Oh, hello! Have a mini-cupcake. They’re fresh.

What has happened to customer service? Back in the day, store employees would actually say “Thank you” or “Thank you for shopping here”. At the very least, they might make small talk with the customer, ask  about their day.  Dealing with service people by phone used to be less of a chore. They would attempt to resolve your issue, without putting you on hold 5 times, all while speaking clearly.

I stopped at the grocery store on the way home this evening. I picked up a rotisserie chicken (LOVE those!!), some fruit, bread, and frozen veggies. At the checkout, I was not greeted by the cashier. I was not acknowledged. I was given the total. And then…. she packed the groceries. Bag #1: fruit ON the bread. Bag #2: frozen veggies with the HOT FROM THE OVEN chicken. Yes. She put the hot stuff and the cold stuff in the same bag. That takes stupid to a whole new level. What the heck is wrong with people? In what universe would that ever be considered appropriate? Or sane?

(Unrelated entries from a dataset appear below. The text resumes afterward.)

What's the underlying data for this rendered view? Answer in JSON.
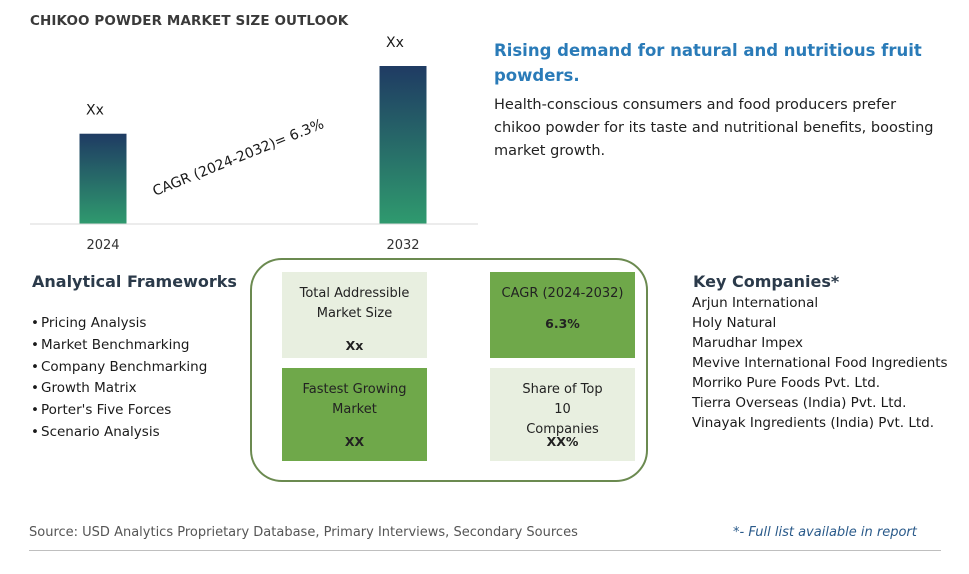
{
  "title": "CHIKOO POWDER MARKET SIZE OUTLOOK",
  "chart_data": {
    "type": "bar",
    "categories": [
      "2024",
      "2032"
    ],
    "values": [
      1,
      1.75
    ],
    "data_labels": [
      "Xx",
      "Xx"
    ],
    "annotation": "CAGR (2024-2032)=  6.3%",
    "grid": false,
    "colors": {
      "bar_top": "#1f3b63",
      "bar_bottom": "#2f9a6e"
    }
  },
  "headline": "Rising demand for natural and nutritious fruit powders.",
  "description": "Health-conscious consumers and food producers prefer chikoo powder for its taste and nutritional benefits, boosting market growth.",
  "frameworks": {
    "title": "Analytical Frameworks",
    "items": [
      "Pricing Analysis",
      "Market Benchmarking",
      "Company Benchmarking",
      "Growth Matrix",
      "Porter's Five Forces",
      "Scenario Analysis"
    ]
  },
  "metrics": [
    {
      "label": "Total Addressible Market Size",
      "value": "Xx"
    },
    {
      "label": "CAGR (2024-2032)",
      "value": "6.3%"
    },
    {
      "label": "Fastest Growing Market",
      "value": "XX"
    },
    {
      "label": "Share of Top 10 Companies",
      "value": "XX%"
    }
  ],
  "companies": {
    "title": "Key Companies*",
    "items": [
      "Arjun International",
      "Holy Natural",
      "Marudhar Impex",
      "Mevive International Food Ingredients",
      "Morriko Pure Foods Pvt. Ltd.",
      "Tierra Overseas (India) Pvt. Ltd.",
      "Vinayak Ingredients (India) Pvt. Ltd."
    ]
  },
  "source": "Source: USD Analytics Proprietary Database, Primary Interviews, Secondary Sources",
  "footnote": "*- Full list available in report",
  "colors": {
    "accent": "#2a7bb8",
    "metric_dark": "#6fa84a",
    "metric_light": "#e8efe0",
    "box_border": "#6b8a50"
  }
}
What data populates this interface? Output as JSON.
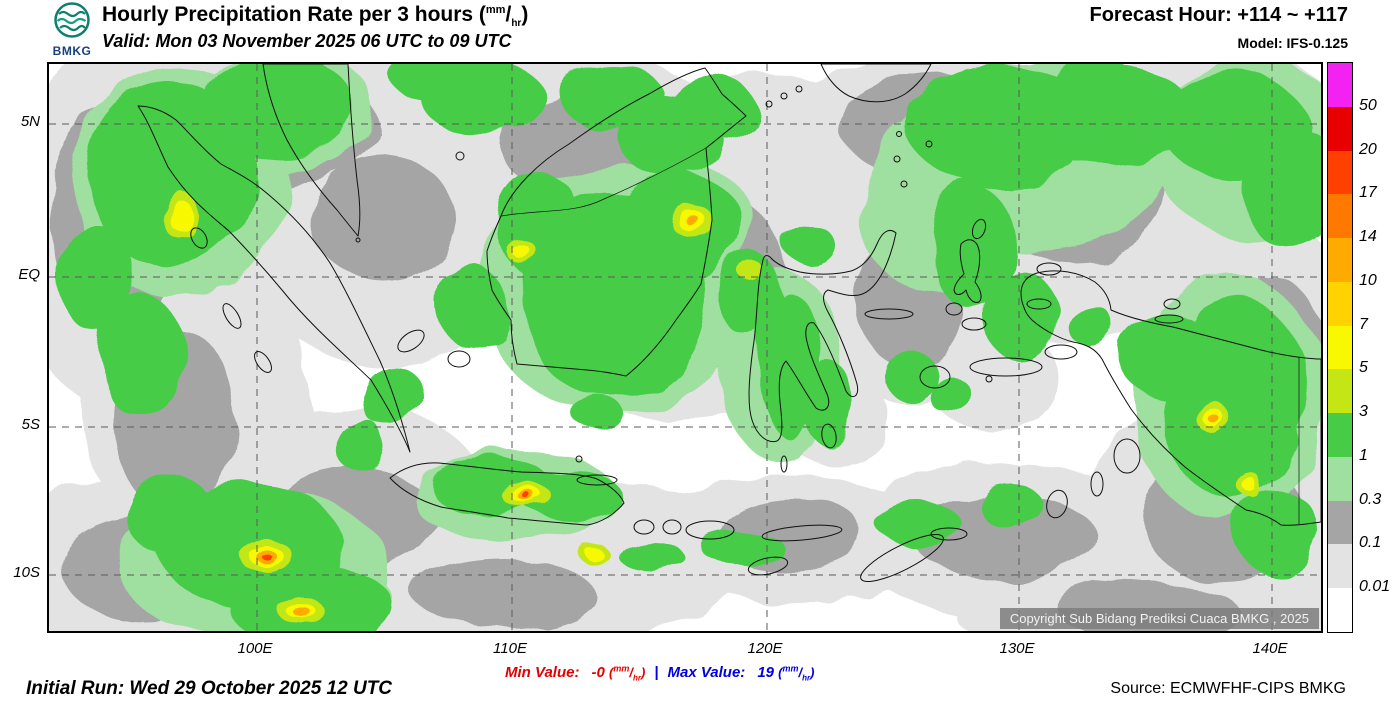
{
  "header": {
    "logo_text": "BMKG",
    "title_prefix": "Hourly Precipitation Rate per 3 hours (",
    "unit_top": "mm",
    "unit_bottom": "hr",
    "title_suffix": ")",
    "valid_line": "Valid: Mon 03 November 2025 06 UTC to 09 UTC",
    "forecast_hour": "Forecast Hour: +114 ~ +117",
    "model": "Model: IFS-0.125"
  },
  "map": {
    "lat_labels": [
      "5N",
      "EQ",
      "5S",
      "10S"
    ],
    "lon_labels": [
      "100E",
      "110E",
      "120E",
      "130E",
      "140E"
    ],
    "copyright": "Copyright Sub Bidang Prediksi Cuaca BMKG , 2025"
  },
  "legend": {
    "unit": "mm/hr",
    "boundary_labels": [
      "50",
      "20",
      "17",
      "14",
      "10",
      "7",
      "5",
      "3",
      "1",
      "0.3",
      "0.1",
      "0.01"
    ],
    "segment_colors": [
      "#f322f3",
      "#e80000",
      "#ff4000",
      "#ff7800",
      "#ffaa00",
      "#ffd200",
      "#f8f800",
      "#c3e614",
      "#46cc46",
      "#9fdf9f",
      "#a5a5a5",
      "#e3e3e3",
      "#ffffff"
    ]
  },
  "footer": {
    "initial_run": "Initial Run: Wed 29 October 2025 12 UTC",
    "min_label": "Min Value:",
    "min_value": "-0",
    "separator": "|",
    "max_label": "Max Value:",
    "max_value": "19",
    "unit_top": "mm",
    "unit_bottom": "hr",
    "source": "Source: ECMWFHF-CIPS BMKG"
  }
}
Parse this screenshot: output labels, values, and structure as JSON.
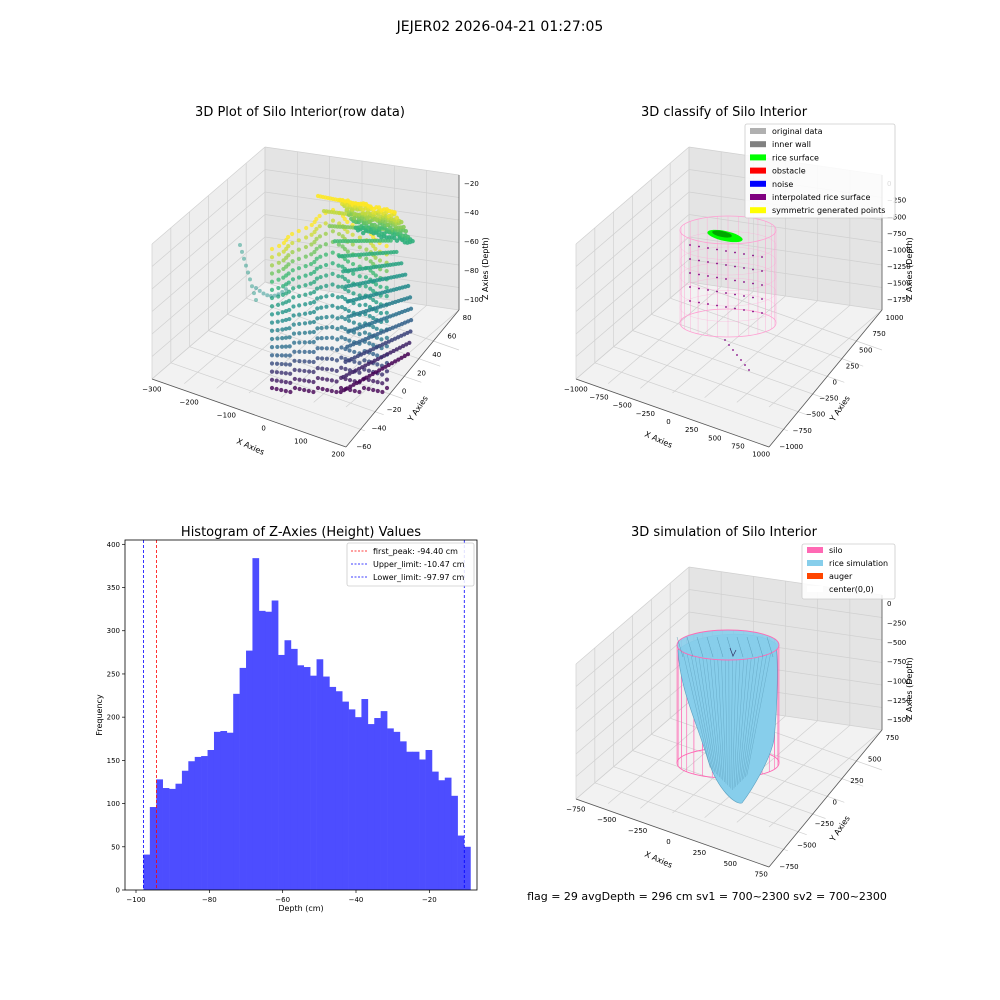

Then before I left, I didn’t get the “Thank you for shopping here” or “Have a nice day” or even the ever-irritating “Have a good one”. No, no. Insult added to injury, after she started the melting of the veggies, she was talking to another cashier about her weekend. Um, really? Who raised you? How does one learn to be that rude? And how does one go about NOT acquiring common sense.

Listen, you are in a SERVICE POSITION. This means you DEAL WITH PEOPLE. If you don’t like to do that, great. Go find a job where you don’t have to interact with customers. I did it. The Slurpee manager doesn’t actually have to deal with customers. And trust me, we’re all happier for it. The Chip-Bag Fluffer? He has to deal with customers. He’s good at it, and likes to do it. Good for him.  The point is this. If you work with the public, be polite. Have a smile on your face. Pretend to like your job. That’s what you get paid to do. IT’S YOUR JOB. Each interaction takes less than 5 minutes, usually. Suck it up.

And for Goat’s sake, DON’T PACK HOT FROM THE OVEN CHICKEN IN THE SAME BAG AS THE FROZEN STUFF. ASSHAT.